Hans Sloane wrote Letter L-411 sometime before November 1703 as a cover letter for the book on Peruvian silver mines and some numbers of Philosophical Transactions

Date: 
November 1, 1703
L-number: 
L-411

This letter is known only by reference in Leeuwenhoek’s reply.

In this letter, Sloane wrote a letter accompanying a book on silver mines that L. had requested as well as some numbers of Philosophical Transactions.

The book that Leeuwenhoek received is Alvaro Alonso Barba’s Arte de los Metales, seguido de notas y suplementos al libro por un antiguo minero. Juicios y comentarios, translated into English as The art of metals in which is declared the manner of their generation and the concomitants of them. Leeuwenhoek had requested it in Letter L-407 of 8 December 1702 to John Chamberlayne after reading reviews of it in Philosophical Transactions, vol. 9, nos. 108 and 109 from 1674. In 1674, by his own admission, L. knew only Dutch. Perhaps thirty years later, he was able to read enough English to make Barba’s book helpful.

Leeuwenhoek had great interest in silver. In Letter L-392 of 2 August 1701 to the Royal Society, Leeuwenhoek described the 26 microscopes he was bequeathing to the Society,

all of which have been ground by me and are in a silver setting and mounted with silver, most of them with the silver I extracted from mineral and separated from the gold with which it was contaminated.

At the 1747 auction of Leeuwenhoek’s microscopes, 170 of his simple single-lens microscopes were marked as made completely of silver and 3 of silver and brass. See Rees, Catalogus van het Vermaarde Cabinet van Vergrootglasen (Catalogue of the renowned cabinet of magnifying glasses) and Zuidervaart & Anderson, “Antony van Leeuwenhoek’s microscopes”. On Leeuwenhoek’s death, he bequeathed to a relative two silver candlesticks that he had made himself. See Beydals, “Twee Testamenten”.

Leeuwenhoek wrote often about silver. For the years close to the present letter, see Letter L-292 of 6 July 1696, Letter L-352 of 1 February 1699, Letter 240 L-409 of 5 February 1703, and Letter 267 L-452 of 17 May 1707.

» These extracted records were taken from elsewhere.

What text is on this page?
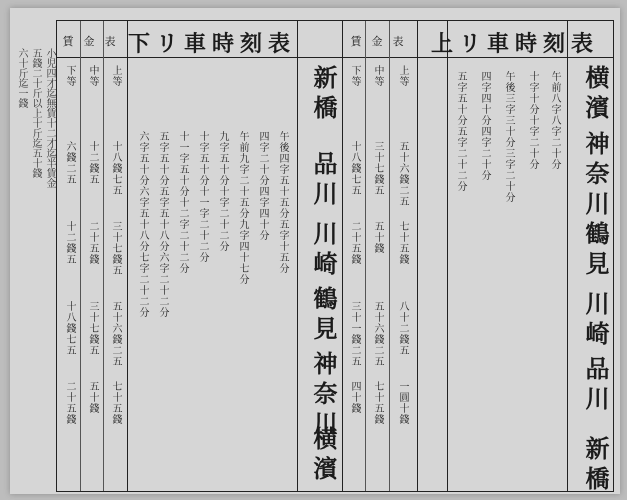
小児四才迄無賃十二才迄半賃金
五錢二十斤以上十斤迄五十錢
六十斤迄一錢
下リ車時刻表
賃金表
下等 中等 上等
六錢二五
十二錢五
十八錢七五
二十五錢
十二錢五
二十五錢
三十七錢五
五十錢
十八錢七五
三十七錢五
五十六錢二五
七十五錢
六字五十分六字五十八分七字二十二分 五字五十分五字五十八分六字二十二分 十一字五十分十二字二十二分 十字五十分十一字二十二分 九字五十分十字二十二分 午前九字二十五分九字四十七分 四字二十分四字四十分 午後四字五十五分五字十五分
新橋
品川
川崎
鶴見
神奈川
横濱
賃金表 上リ車時刻表
下等 中等 上等
十八錢七五
二十五錢
三十一錢二五
四十錢
三十七錢五
五十錢
五十六錢二五
七十五錢
五十六錢二五
七十五錢
八十二錢五
一圓十錢
五字五十分五字二十二分 四字四十分四字二十分 午後三字三十分三字二十分 十字十分十字二十分 午前八字八字二十分 横濱
神奈川
鶴見
川崎
品川
新橋
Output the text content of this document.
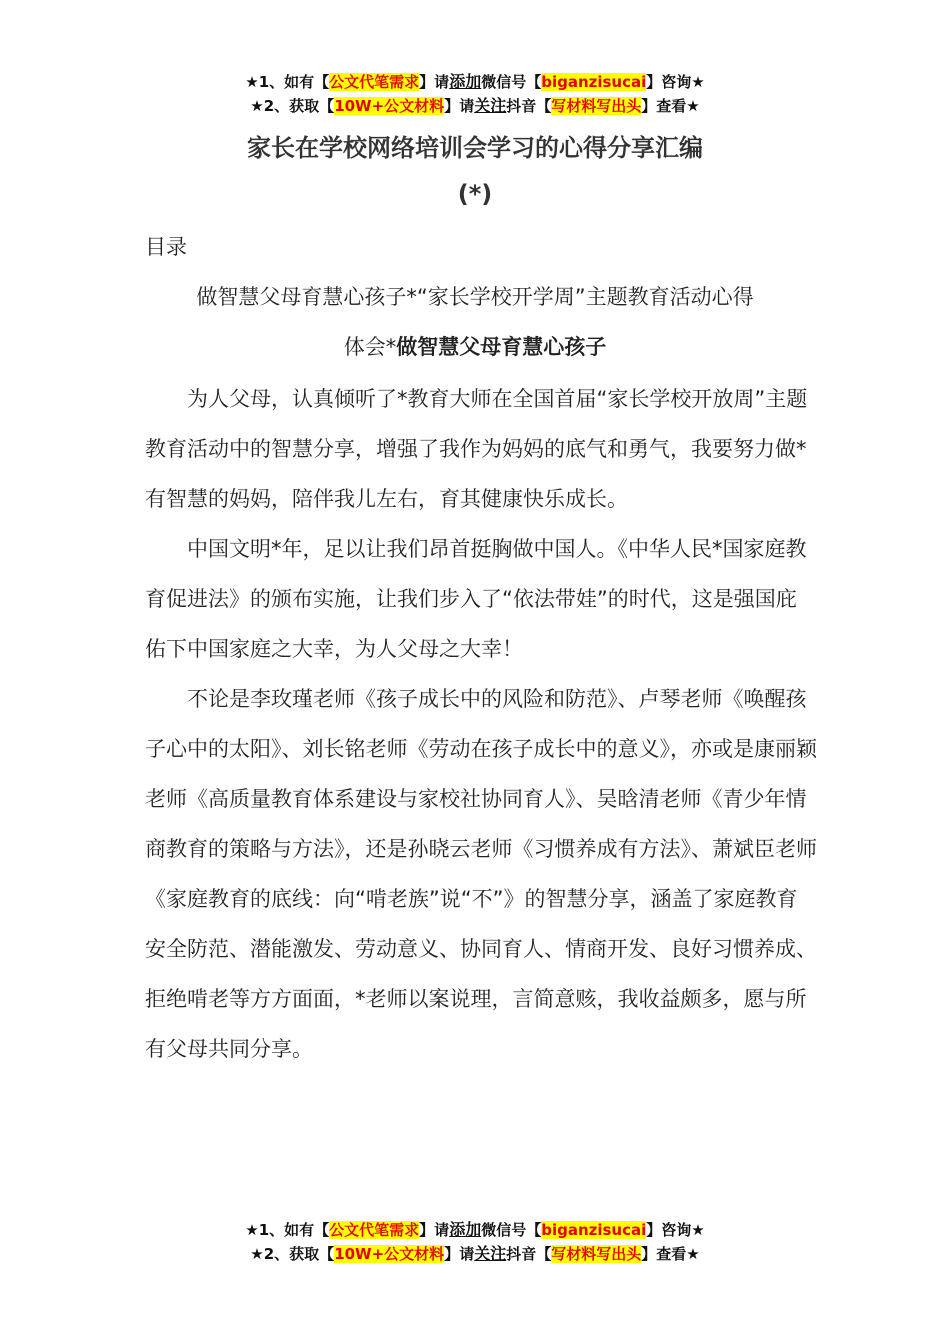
★1、如有【公文代笔需求】请添加微信号【biganzisucai】咨询★
★2、获取【10W+公文材料】请关注抖音【写材料写出头】查看★
家长在学校网络培训会学习的心得分享汇编
(*)
目录
做智慧父母育慧心孩子*“家长学校开学周”主题教育活动心得
体会*做智慧父母育慧心孩子

为人父母，认真倾听了*教育大师在全国首届“家长学校开放周”主题教育活动中的智慧分享，增强了我作为妈妈的底气和勇气，我要努力做*有智慧的妈妈，陪伴我儿左右，育其健康快乐成长。

中国文明*年，足以让我们昂首挺胸做中国人。《中华人民*国家庭教育促进法》的颁布实施，让我们步入了“依法带娃”的时代，这是强国庇佑下中国家庭之大幸，为人父母之大幸！

不论是李玫瑾老师《孩子成长中的风险和防范》、卢琴老师《唤醒孩子心中的太阳》、刘长铭老师《劳动在孩子成长中的意义》，亦或是康丽颖老师《高质量教育体系建设与家校社协同育人》、吴晗清老师《青少年情商教育的策略与方法》，还是孙晓云老师《习惯养成有方法》、萧斌臣老师《家庭教育的底线：向“啃老族”说“不”》的智慧分享，涵盖了家庭教育安全防范、潜能激发、劳动意义、协同育人、情商开发、良好习惯养成、拒绝啃老等方方面面，*老师以案说理，言简意赅，我收益颇多，愿与所有父母共同分享。

★1、如有【公文代笔需求】请添加微信号【biganzisucai】咨询★
★2、获取【10W+公文材料】请关注抖音【写材料写出头】查看★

By “your letters”, Leeuwenhoek must mean the present letter as well as the previous letter from Sloane to Leeuwenhoek, Letter L-402 of sometime before April 1702. Leeuwenhoek had not addressed a letter to Sloane since Letter L-397 of 6 December 1701. Sloane’s next letter to Leeuwenhoek is Letter L-421 of sometime between March and July 1704.

Document: 

Letter 242 L-412 of 3 November 1703 to Hans Sloane

I have duly received your letters as well as the Transactions and the book on the mines in Peru which you had the kindness to send to me. I am greatly obliged to you for this present and I wish I had an opportunity to show my gratitude properly. If I had had any suspicion that the book was not to be had in the shops, I should not have asked Mr. Chamberlayne for it.